Propoxyphene Banned for Heart Risk: So Long Darvon, Darvocet


(CBS/AP) It's curtains for Darvon.

The prescription painkiller is being taken off the market by its maker at the request of U.S. health officials who say the 50-year-old pill can cause deadly heart rhythms.

The FDA said Friday that Xanodyne Pharmaceuticals had agreed to halt all U.S. marketing of Darvon and the related brand Darvocet, which contain the drug propoxyphene. The medications have been subject to safety concerns for decades.

The agency also called on generic drugmakers to stop marketing low-cost drugs containing propoxyphene.

FDA officials said they decided to take action based on a recent study showing Darvon interferes with the electrical activity of the heart.

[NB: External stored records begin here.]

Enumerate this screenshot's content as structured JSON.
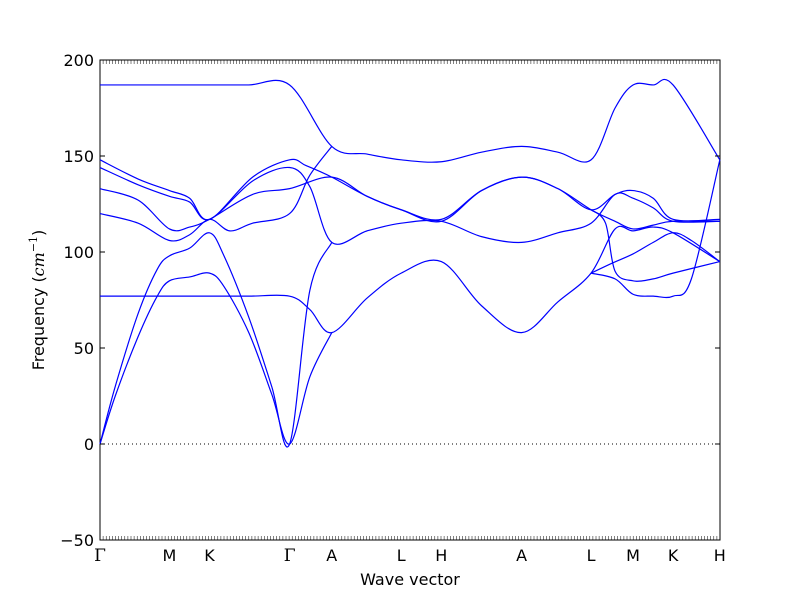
{
  "chart_data": {
    "type": "line",
    "title": "",
    "xlabel": "Wave vector",
    "ylabel": "Frequency (cm⁻¹)",
    "ylabel_parts": {
      "prefix": "Frequency (",
      "unit": "cm",
      "exponent": "−1",
      "suffix": ")"
    },
    "ylim": [
      -50,
      200
    ],
    "yticks": [
      -50,
      0,
      50,
      100,
      150,
      200
    ],
    "ytick_labels": [
      "−50",
      "0",
      "50",
      "100",
      "150",
      "200"
    ],
    "xlim": [
      0,
      3.25
    ],
    "special_points": [
      {
        "label": "Γ",
        "x": 0.0
      },
      {
        "label": "M",
        "x": 0.364
      },
      {
        "label": "K",
        "x": 0.574
      },
      {
        "label": "Γ",
        "x": 0.994
      },
      {
        "label": "A",
        "x": 1.215
      },
      {
        "label": "L",
        "x": 1.579
      },
      {
        "label": "H",
        "x": 1.789
      },
      {
        "label": "A",
        "x": 2.21
      },
      {
        "label": "L",
        "x": 2.574
      },
      {
        "label": "M",
        "x": 2.794
      },
      {
        "label": "K",
        "x": 3.004
      },
      {
        "label": "H",
        "x": 3.249
      }
    ],
    "zero_line": {
      "y": 0,
      "style": "dotted"
    },
    "grid": false,
    "legend": "none",
    "line_color": "#0000ff",
    "branches": [
      {
        "x": [
          0.0,
          0.19,
          0.364,
          0.47,
          0.574,
          0.78,
          0.994,
          1.215,
          1.4,
          1.579,
          1.789,
          2.0,
          2.21,
          2.4,
          2.574,
          2.7,
          2.794,
          2.9,
          3.004,
          3.249
        ],
        "y": [
          187,
          187,
          187,
          187,
          187,
          187,
          187,
          155,
          151,
          148,
          147,
          152,
          155,
          152,
          148,
          175,
          187,
          187,
          187,
          148
        ]
      },
      {
        "x": [
          0.0,
          0.2,
          0.364,
          0.47,
          0.574,
          0.8,
          0.994,
          1.08,
          1.215,
          1.4,
          1.579,
          1.789,
          2.0,
          2.21,
          2.4,
          2.574,
          2.7,
          2.794,
          2.9,
          3.004,
          3.249
        ],
        "y": [
          148,
          138,
          132,
          128,
          117,
          139,
          148,
          145,
          139,
          129,
          122,
          116,
          132,
          139,
          133,
          122,
          130,
          132,
          128,
          117,
          117
        ]
      },
      {
        "x": [
          0.0,
          0.2,
          0.364,
          0.47,
          0.574,
          0.8,
          0.994,
          1.1,
          1.215,
          1.4,
          1.579,
          1.789,
          2.0,
          2.21,
          2.4,
          2.574,
          2.7,
          2.794,
          2.9,
          3.004,
          3.249
        ],
        "y": [
          144,
          135,
          129,
          126,
          117,
          137,
          144,
          134,
          105,
          111,
          115,
          116,
          108,
          105,
          110,
          115,
          130,
          128,
          123,
          116,
          116
        ]
      },
      {
        "x": [
          0.0,
          0.2,
          0.364,
          0.47,
          0.574,
          0.8,
          0.994,
          1.215,
          1.4,
          1.579,
          1.789,
          2.0,
          2.21,
          2.4,
          2.574,
          2.7,
          2.794,
          2.9,
          3.004,
          3.249
        ],
        "y": [
          133,
          127,
          112,
          113,
          117,
          130,
          133,
          139,
          129,
          122,
          117,
          132,
          139,
          133,
          122,
          116,
          112,
          114,
          116,
          116
        ]
      },
      {
        "x": [
          0.0,
          0.2,
          0.364,
          0.47,
          0.574,
          0.68,
          0.8,
          0.994,
          1.1,
          1.215
        ],
        "y": [
          120,
          115,
          106,
          109,
          117,
          111,
          115,
          120,
          140,
          155
        ]
      },
      {
        "x": [
          0.0,
          0.19,
          0.364,
          0.47,
          0.574,
          0.78,
          0.994,
          1.1,
          1.215,
          1.4,
          1.579,
          1.789,
          2.0,
          2.21,
          2.4,
          2.574,
          2.7,
          2.794,
          2.9,
          3.004,
          3.249
        ],
        "y": [
          77,
          77,
          77,
          77,
          77,
          77,
          77,
          70,
          58,
          76,
          89,
          95,
          72,
          58,
          74,
          89,
          112,
          111,
          113,
          110,
          95
        ]
      },
      {
        "x": [
          0.0,
          0.08,
          0.2,
          0.3,
          0.364,
          0.47,
          0.574,
          0.65,
          0.78,
          0.9,
          0.994,
          1.1,
          1.215
        ],
        "y": [
          0,
          30,
          68,
          91,
          98,
          102,
          110,
          98,
          66,
          30,
          0,
          80,
          105
        ]
      },
      {
        "x": [
          0.0,
          0.08,
          0.2,
          0.3,
          0.364,
          0.47,
          0.574,
          0.65,
          0.78,
          0.9,
          0.994,
          1.1,
          1.215
        ],
        "y": [
          0,
          25,
          56,
          77,
          85,
          87,
          89,
          82,
          58,
          26,
          0,
          35,
          58
        ]
      },
      {
        "x": [
          2.574,
          2.68,
          2.794,
          2.9,
          3.004,
          3.1,
          3.249
        ],
        "y": [
          89,
          94,
          99,
          105,
          110,
          106,
          95
        ]
      },
      {
        "x": [
          2.574,
          2.7,
          2.794,
          2.9,
          3.004,
          3.1,
          3.249
        ],
        "y": [
          89,
          86,
          78,
          77,
          77,
          86,
          148
        ]
      },
      {
        "x": [
          2.574,
          2.65,
          2.7,
          2.794,
          2.9,
          3.004,
          3.249
        ],
        "y": [
          122,
          115,
          90,
          85,
          86,
          89,
          95
        ]
      }
    ]
  }
}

"This last study, the cardiac study, was sort of the final piece of the puzzle that told us what the complete picture was," said Dr. Gerald Dal Pan, director of FDA's office of surveillance and epidemiology.

Public safety advocates said the agency should have acted sooner to pull a drug with limited benefits and a long history of safety problems.

"The FDA's deadly delay in this case starkly illustrates how one of the most important public health concepts, the precautionary principle, was embraced by the UK and Europe, but was for too long recklessly rejected by the FDA," said Dr. Sidney Wolfe, of the consumer watchdog group Public Citizen.

The group petitioned the FDA to ban the drug in 1978 and again in 2006, pointing to its role in thousands of deaths reported by state medical examiners.

Propoxyphene, which was approved in the 1957, is an opioid narcotic used to treat mild to moderate pain. About 10 million people in the U.S. received prescriptions for Darvon and related drugs in 2009, according to the FDA. The most popular form of the drug currently is Darvocet, which combines propoxyphene with the more common painkiller acetaminophen. At an FDA meeting in 2009, officials cited studies showing most of the pain relief from Darvocet came from the acetaminophen.

Dal Pan said patients should continue taking the medication until their doctor prescribes a replacement therapy. Other commonly prescribed drugs in the same class are oxycodone and codeine.